Harris, the California senator-turned-Democratic-vice-presidential-nominee, graduated from Howard University and earned a law degree from the University of California, Hastings College of the Law in San Francisco. She rose from deputy district attorney in the county that stretches southward from Berkeley and Oakland, to San Francisco district attorney. Then she won a California attorney general race before her election to the U.S. Senate.

 

The hard-working daughter of two hard-working and highly accomplished people—one from India and the other from Jamaica—will debate the sitting Vice President of the United States on Wednesday for a shot at his job. She is the first African American woman to reach that plateau and the first Indian-American of either sex.

Harris has seldom been challenged on the contradiction between her accomplishments and the Democratic Party platform’s condemnation of “a persistent, pernicious racial wealth gap that holds millions of Americans back.”

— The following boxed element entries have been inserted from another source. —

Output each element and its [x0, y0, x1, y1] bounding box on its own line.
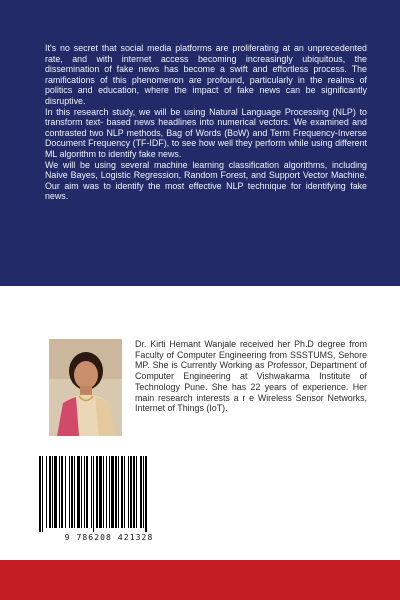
- book-blurb: [45, 43, 367, 202]
- bottom-color-band: [0, 560, 400, 600]
- barcode-digits: 9 786208 421328: [64, 533, 154, 542]
- barcode-bars: [37, 456, 181, 532]
- blurb-paragraph: It's no secret that social media platforms are proliferating at an unprecedented rate, and with internet access becoming increasingly ubiquitous, the dissemination of fake news has become a swift and effortless process. The ramifications of this phenomenon are profound, particularly in the realms of politics and education, where the impact of fake news can be significantly disruptive.: [45, 43, 367, 106]
- blurb-paragraph: We will be using several machine learning classification algorithms, including Naive Bayes, Logistic Regression, Random Forest, and Support Vector Machine. Our aim was to identify the most effective NLP technique for identifying fake news.: [45, 159, 367, 202]
- author-bio: Dr. Kirti Hemant Wanjale received her Ph.D degree from Faculty of Computer Engineering from SSSTUMS, Sehore MP. She is Currently Working as Professor, Department of Computer Engineering at Vishwakarma Institute of Technology Pune. She has 22 years of experience. Her main research interests a r e Wireless Sensor Networks, Internet of Things (IoT).: [135, 339, 367, 414]
- back-cover-top-panel: [0, 0, 400, 286]
- blurb-paragraph: In this research study, we will be using Natural Language Processing (NLP) to transform text- based news headlines into numerical vectors. We examined and contrasted two NLP methods, Bag of Words (BoW) and Term Frequency-Inverse Document Frequency (TF-IDF), to see how well they perform while using different ML algorithm to identify fake news.: [45, 106, 367, 159]
- isbn-barcode: [37, 456, 181, 545]
- author-photo: [49, 339, 122, 436]
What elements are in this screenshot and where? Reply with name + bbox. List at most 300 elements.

She also hasn’t faced a Republican opponent with any rhetorical firepower: She won her U.S. Senate seat just four years ago in a run-off against another Democrat, a product of California’s “jungle primary” system in which no Republican managed to place second.

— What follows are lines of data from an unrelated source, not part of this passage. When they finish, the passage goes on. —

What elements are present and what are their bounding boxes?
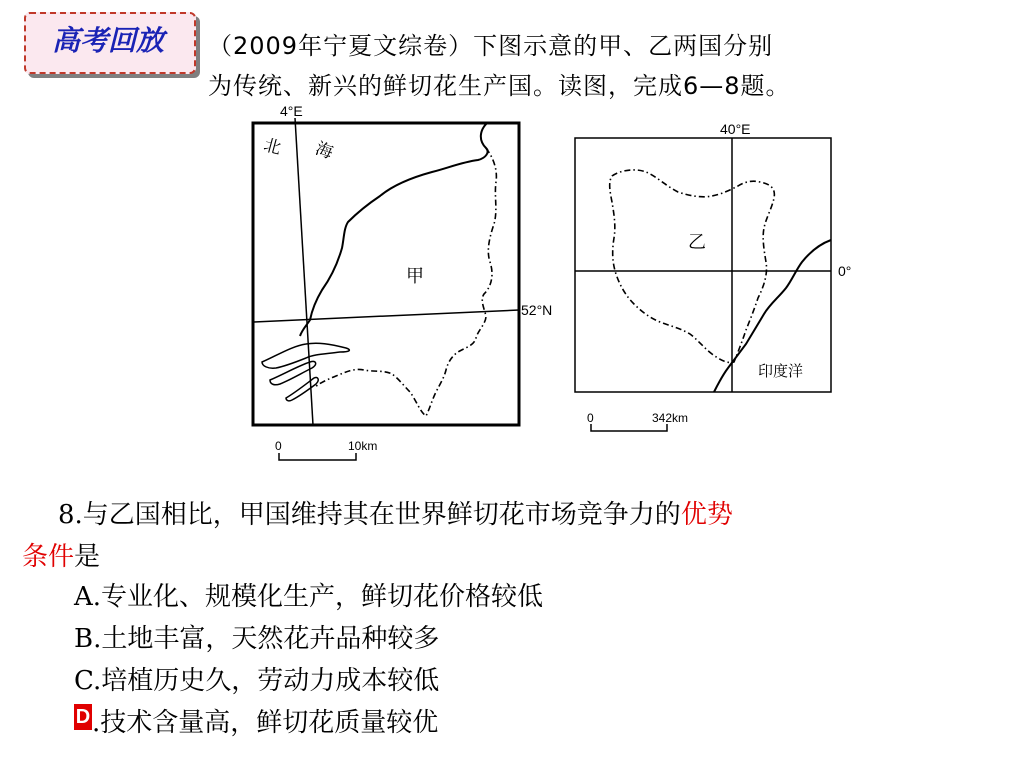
badge-label: 高考回放 [51, 24, 164, 57]
section-badge [24, 12, 196, 74]
latitude-label: 0° [838, 263, 852, 279]
intro-line-2: 为传统、新兴的鲜切花生产国。读图，完成6—8题。 [208, 72, 791, 100]
question-line-1 [22, 494, 733, 536]
scale-bar [591, 424, 667, 431]
latitude-label: 52°N [521, 302, 553, 318]
option-b[interactable]: B.土地丰富，天然花卉品种较多 [74, 624, 440, 654]
question-intro [208, 26, 791, 106]
longitude-label: 4°E [280, 103, 303, 119]
answer-marker: D [75, 706, 91, 728]
estuary-island [262, 343, 349, 368]
national-border [610, 170, 775, 363]
question-8 [22, 494, 733, 578]
question-highlight-1: 优势 [680, 500, 733, 530]
map-country-jia [240, 100, 575, 465]
scale-end: 342km [652, 411, 689, 425]
question-suffix: 是 [74, 542, 101, 572]
country-label-yi: 乙 [688, 232, 706, 253]
question-highlight-2: 条件 [22, 542, 75, 572]
option-c[interactable]: C.培植历史久，劳动力成本较低 [74, 666, 440, 696]
longitude-line [295, 118, 313, 425]
latitude-line [253, 310, 519, 322]
country-label-jia: 甲 [406, 266, 424, 287]
scale-end: 10km [348, 439, 378, 453]
question-line-2 [22, 536, 733, 578]
estuary-island [286, 377, 318, 400]
scale-zero: 0 [275, 439, 282, 453]
scale-bar [279, 453, 356, 460]
longitude-label: 40°E [720, 121, 751, 137]
question-prefix: 8.与乙国相比，甲国维持其在世界鲜切花市场竞争力的 [58, 500, 681, 530]
map-country-yi [570, 110, 870, 440]
scale-zero: 0 [587, 411, 594, 425]
option-d[interactable]: .技术含量高，鲜切花质量较优 [92, 708, 439, 738]
sea-label-north: 北 [261, 135, 284, 159]
ocean-label: 印度洋 [758, 362, 804, 380]
map-frame [253, 123, 519, 425]
option-a[interactable]: A.专业化、规模化生产，鲜切花价格较低 [74, 582, 544, 612]
sea-label-sea: 海 [312, 138, 336, 164]
intro-line-1: （2009年宁夏文综卷）下图示意的甲、乙两国分别 [208, 32, 774, 60]
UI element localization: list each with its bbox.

In Vice President Mike Pence she will likely find a calm, steady politician with practiced lines defending President Donald Trump. Shielded behind a Plexiglas barrier to prevent transmission of Covid-19, she might for the first time be asked to explain how she has reached the finals of a contest to lead a nation that holds minorities down.

Harris has tried to walk this fine line before, but only against other Democrats. The most widely watched moment of her two-decade career in politics was her takedown of Joe Biden—the 47-year government veteran who tapped her as his running mate—in a June 2019 debate.

The former vice president was the front-runner. Harris, feisty and aggressive, saw his 1970s stance on school busing—he opposed it—as her chance to distinguish herself. She ripped into him with her recollection of “a little girl who was a part of the second class to integrate her public schools, and she was bused to school every day.” After a dramatic pause, she added: “And that little girl was me.”

Biden, who had been looking down as she spoke, lifted his head to make eye contact with Harris. It appeared to TV pundits afterward that he was angry at the dig. Biden accused the senator of misrepresenting his position. His campaign was livid.

Having landed her punch, Harris showed restraint. She may have left the door open to a running-mate’s peace by not actually calling Biden a racist.

Harris is a woman, biracial and a double minority. Her late mother emigrated from India, earned a doctorate in endocrinology and became a breast cancer researcher. Her 82-year-old father came from Jamaica, earned a doctorate in economics and retired as a Stanford University professor.

On one hand, Harris could pound Pence with their stories—two people who arrived with little and rose to positions of prominence—and claim they disproved Trump’s portrayal of immigrants as on the take and eager to fleece hard-working American taxpayers for jobs and benefits.

On the other, Pence could congratulate her for bootstrapping her way to success and insist Trump has done more than his African American predecessor to equip more people of color to follow in her footsteps.

Either way Harris will bring a considerable constituency along with her for 90 minutes: American women, among whom Biden leads Trump by a staggering 34 percentage points, according to a new CNN poll.

“I’m very impressed with her,” says Larry Sabato, a professor of political science at the University of Virginia and longtime director of its Center for Politics. “There’s no question that Trump is losing the women’s vote, and losing it badly. Harris can really stick it to him.”

Sabato also advises Harris to have the last laugh by using her parents as Exhibits A and B.

“The president wants us to think that immigrants are threats, that they don’t add value, that they don’t contribute—but of course they do,” Sabato says. “She should drive this point home.”